US sorghum is used for feed
Updated: 2013-09-12 09:08
By Caroline Berg in New York (China Daily)
In China, sorghum is traditionally used to produce liquor, such as the potent baijiu rice wine. Now China is using the grain to help formulate animal feed.
China's large private feed mills are increasingly buying sorghum from the US after using up their import allocations for corn, the preferred animal-feed grain, according to a Reuters report.
The mills have reached their import limit of 2.88 million tons of corn this year and are not expected to provide more corn until the end of the year when the government issues quotas for 2014, according to the report .

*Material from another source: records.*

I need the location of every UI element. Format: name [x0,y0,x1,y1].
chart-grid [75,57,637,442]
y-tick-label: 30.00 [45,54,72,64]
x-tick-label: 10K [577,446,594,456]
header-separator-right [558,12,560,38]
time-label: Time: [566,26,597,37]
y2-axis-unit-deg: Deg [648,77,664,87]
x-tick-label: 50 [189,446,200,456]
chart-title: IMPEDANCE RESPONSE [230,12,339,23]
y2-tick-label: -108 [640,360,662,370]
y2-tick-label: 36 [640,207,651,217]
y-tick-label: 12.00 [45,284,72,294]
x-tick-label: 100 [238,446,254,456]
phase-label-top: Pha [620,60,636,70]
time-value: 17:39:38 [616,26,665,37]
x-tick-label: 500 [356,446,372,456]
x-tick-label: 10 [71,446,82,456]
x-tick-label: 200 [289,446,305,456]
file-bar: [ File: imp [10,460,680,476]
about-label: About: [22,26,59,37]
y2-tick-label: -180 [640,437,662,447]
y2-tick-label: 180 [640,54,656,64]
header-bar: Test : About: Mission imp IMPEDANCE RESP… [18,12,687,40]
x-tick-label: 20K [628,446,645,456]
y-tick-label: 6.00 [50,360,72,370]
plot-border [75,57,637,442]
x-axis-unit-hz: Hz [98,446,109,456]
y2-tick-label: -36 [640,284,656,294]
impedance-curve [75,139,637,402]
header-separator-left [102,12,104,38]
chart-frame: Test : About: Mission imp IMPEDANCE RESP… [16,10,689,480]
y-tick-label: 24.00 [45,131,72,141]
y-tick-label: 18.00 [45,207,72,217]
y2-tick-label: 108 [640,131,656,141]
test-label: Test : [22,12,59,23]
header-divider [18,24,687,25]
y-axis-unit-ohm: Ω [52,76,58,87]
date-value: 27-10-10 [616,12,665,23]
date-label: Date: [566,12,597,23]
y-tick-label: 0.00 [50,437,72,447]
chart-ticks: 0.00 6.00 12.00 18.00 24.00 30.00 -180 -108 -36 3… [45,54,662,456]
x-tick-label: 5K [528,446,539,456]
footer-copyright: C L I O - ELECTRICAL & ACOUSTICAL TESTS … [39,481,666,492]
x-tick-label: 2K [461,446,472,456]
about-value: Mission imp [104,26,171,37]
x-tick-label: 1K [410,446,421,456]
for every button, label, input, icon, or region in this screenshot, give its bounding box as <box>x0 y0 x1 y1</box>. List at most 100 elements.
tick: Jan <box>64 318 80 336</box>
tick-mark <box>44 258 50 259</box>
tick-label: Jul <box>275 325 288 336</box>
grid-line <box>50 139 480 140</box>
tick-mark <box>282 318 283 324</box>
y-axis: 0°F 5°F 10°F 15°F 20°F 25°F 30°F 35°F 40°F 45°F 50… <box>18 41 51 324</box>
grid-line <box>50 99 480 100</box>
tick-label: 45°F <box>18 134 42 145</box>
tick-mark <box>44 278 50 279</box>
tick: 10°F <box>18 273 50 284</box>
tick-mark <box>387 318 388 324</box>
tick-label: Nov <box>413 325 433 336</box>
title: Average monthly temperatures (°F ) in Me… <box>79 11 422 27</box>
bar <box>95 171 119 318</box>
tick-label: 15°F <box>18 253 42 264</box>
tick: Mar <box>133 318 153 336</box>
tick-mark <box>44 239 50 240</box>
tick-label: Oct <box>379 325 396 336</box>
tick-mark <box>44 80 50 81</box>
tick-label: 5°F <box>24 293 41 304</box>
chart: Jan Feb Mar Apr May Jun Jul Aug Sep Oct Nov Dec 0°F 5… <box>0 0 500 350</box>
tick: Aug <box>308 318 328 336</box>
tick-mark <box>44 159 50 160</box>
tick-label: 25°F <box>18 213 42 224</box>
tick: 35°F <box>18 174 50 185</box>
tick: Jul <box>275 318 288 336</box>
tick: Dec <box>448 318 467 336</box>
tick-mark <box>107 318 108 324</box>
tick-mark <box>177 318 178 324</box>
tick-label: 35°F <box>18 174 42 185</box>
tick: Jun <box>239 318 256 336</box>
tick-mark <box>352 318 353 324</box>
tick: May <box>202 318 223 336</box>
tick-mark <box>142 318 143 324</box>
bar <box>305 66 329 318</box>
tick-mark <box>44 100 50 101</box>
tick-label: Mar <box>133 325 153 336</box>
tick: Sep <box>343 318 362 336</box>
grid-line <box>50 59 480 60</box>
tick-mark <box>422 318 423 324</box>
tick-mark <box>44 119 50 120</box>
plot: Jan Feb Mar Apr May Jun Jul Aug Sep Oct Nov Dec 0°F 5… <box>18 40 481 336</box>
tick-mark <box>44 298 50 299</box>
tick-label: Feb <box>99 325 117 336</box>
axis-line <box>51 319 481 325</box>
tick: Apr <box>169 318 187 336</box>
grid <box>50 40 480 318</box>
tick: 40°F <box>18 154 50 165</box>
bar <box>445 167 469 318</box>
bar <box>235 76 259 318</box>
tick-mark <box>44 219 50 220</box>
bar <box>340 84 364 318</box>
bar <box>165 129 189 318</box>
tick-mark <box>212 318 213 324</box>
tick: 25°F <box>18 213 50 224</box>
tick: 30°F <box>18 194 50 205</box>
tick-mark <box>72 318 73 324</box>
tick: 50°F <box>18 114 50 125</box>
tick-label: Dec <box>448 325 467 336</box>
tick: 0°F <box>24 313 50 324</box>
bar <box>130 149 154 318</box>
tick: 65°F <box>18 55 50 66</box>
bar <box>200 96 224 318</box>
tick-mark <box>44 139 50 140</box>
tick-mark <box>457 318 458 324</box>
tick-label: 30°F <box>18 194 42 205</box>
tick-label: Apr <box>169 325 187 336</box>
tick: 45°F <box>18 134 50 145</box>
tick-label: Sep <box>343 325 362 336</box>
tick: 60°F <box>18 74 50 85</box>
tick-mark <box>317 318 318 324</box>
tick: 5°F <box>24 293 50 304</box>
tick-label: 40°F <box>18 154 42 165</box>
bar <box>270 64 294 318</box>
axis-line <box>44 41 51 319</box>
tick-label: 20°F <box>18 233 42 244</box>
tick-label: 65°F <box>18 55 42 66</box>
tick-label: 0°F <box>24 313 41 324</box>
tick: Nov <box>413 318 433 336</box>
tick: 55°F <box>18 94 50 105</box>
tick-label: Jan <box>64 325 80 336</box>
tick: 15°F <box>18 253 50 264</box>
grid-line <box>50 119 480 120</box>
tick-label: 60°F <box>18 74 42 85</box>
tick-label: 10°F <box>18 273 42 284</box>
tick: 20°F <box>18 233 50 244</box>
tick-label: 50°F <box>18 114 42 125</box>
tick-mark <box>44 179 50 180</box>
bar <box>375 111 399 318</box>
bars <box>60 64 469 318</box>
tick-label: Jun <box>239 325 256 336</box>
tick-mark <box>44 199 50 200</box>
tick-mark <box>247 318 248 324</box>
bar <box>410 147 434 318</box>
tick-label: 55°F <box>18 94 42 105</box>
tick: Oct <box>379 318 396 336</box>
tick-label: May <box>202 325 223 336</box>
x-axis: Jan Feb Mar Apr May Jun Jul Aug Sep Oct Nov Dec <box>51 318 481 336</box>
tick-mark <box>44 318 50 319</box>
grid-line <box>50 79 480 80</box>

Importing US-grown sorghum is an appealing alternative because domestic corn production is significantly more expensive, according to Reuters.
"It's good for China to have a bit of a diversified supply of grains to meet their needs for feed ingredients," Erick Erickson, director of global strategies for the US Grains Council, told China Daily. "They have some experience in using sorghum for feed, but mostly they used it in their domestic alcohol production, and so this is really good news for American sorghum producers."
The US Grains Council is a private, non-profit corporation founded in 1960 to help develop export markets for US barley, corn, grain sorghum and other related products. The council now has nine international offices and programs in more than 50 countries
Historically, China imports the majority of its sorghum from Australia and Myanmar for alcohol use, according to a recent article published by Global Milling. However, the increasing demand for coarse grains has prompted China for the first time to expand its animal-feed ration to include sorghum, the article said.
Sorghum is known as a high-energy, drought tolerant crop with a wide range of applications, including animal feed and liquor, as well as ethanol, a gluten-free food product, and a building material, among other uses.
The US is the world's largest producer of sorghum. Of the 21 sorghum-producing states in the US, the top five in descending order in 2012 were Kansas, Texas, Louisiana, Arkansas and South Dakota, according to the US Grains Council.
This year, the US is forecast to harvest its largest bumper crop in four years with 10 million tons, from which it is expected that 30 percent to 40 percent of the crop will be exported, according to Reuters.